The two would bring the number of members from the fabled 2002 Detroit Red Wings team in the Hall of Fame to 10, with Bowman, Steve Yzerman, Brendan Shanahan, Chris Chelios, Dominik Hasek, Igor Larionov, Luc Robitaille, Brett Hull already inducted. Pavel Datsyuk is a future candidate....
"Wayne Gretzky told me once, about 10 years ago, how many guys could play forward or defense? He's analytical," Bowman said. "He said, 'I couldn't do it. Jagr couldn't do it. Mario couldn't do it.' Sergei could play forward or defense, because he was a great skater. He was a big man, Sergei, people don't realize. He could skate forwards and backwards with equal dexterity. I'm pretty sure if we didn't get him back in '98, we wouldn't have won the Cup. He was penalty killing, faceoffs, power play - what else is there to do for a center? And then the month or six weeks we put him back on defense, my god, he was perfect."
from Ansar Khan of Mive,
Jimmy Devellano states with supreme confidence that the Detroit Red Wings' 1989 draft was epic.
"That was the draft of the century," Devellano said. "A fabulous, fabulous draft."
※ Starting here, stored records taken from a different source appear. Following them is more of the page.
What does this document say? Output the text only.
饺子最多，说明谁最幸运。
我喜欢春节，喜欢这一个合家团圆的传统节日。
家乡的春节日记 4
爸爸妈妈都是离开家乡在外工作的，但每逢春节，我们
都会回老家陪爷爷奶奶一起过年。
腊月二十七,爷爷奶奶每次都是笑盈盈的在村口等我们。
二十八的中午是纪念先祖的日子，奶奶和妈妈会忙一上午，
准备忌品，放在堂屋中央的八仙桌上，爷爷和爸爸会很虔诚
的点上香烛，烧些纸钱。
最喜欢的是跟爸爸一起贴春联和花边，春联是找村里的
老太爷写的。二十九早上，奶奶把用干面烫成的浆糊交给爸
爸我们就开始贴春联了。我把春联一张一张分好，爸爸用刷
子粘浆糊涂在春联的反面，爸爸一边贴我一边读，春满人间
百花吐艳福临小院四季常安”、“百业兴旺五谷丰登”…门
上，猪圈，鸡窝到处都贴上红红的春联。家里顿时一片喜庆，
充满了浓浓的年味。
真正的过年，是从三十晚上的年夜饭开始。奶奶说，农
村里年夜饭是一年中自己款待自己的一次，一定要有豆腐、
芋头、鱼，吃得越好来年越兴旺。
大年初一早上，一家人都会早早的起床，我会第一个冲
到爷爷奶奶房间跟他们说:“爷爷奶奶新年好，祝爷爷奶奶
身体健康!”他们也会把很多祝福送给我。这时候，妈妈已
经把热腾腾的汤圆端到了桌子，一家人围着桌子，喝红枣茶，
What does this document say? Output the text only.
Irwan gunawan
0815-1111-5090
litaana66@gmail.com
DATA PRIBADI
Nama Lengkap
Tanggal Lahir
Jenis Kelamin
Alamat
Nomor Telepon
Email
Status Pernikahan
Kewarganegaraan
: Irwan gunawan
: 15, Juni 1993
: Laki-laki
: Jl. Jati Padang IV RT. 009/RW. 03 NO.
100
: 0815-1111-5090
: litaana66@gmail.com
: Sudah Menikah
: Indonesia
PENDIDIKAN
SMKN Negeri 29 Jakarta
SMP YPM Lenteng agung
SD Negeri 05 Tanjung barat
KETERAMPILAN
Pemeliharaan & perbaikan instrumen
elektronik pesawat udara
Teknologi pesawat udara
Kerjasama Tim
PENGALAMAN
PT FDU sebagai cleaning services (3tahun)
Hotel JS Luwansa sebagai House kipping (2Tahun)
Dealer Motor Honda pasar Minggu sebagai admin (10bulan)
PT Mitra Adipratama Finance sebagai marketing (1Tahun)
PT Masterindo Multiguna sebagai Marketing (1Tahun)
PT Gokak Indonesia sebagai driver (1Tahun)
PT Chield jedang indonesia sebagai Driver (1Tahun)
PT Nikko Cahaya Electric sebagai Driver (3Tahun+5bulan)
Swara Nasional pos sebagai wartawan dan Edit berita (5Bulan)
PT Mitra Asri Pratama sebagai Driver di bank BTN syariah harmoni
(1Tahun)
What made the haul extraordinary wasn't the club's first two picks, it was their third- and fourth-round selections – Nicklas Lidstrom and Sergei Fedorov.
Lidstrom, widely regarded as one of the two greatest defensemen in NHL history, is a lock to be selected for the Hockey Hall of Fame on Monday. Fedorov, one of the game's premier two-way forwards in the 1990s, has a good chance to be named as well.
That draft set up the Red Wings for a run of success that includes four Stanley Cup championships and a playoff streak that has reached 24 seasons.
"That really was the nucleus of building the Red Wings teams that won Stanley Cups in 1997 and '98 and really put the foundation in place," general manager Ken Holland said.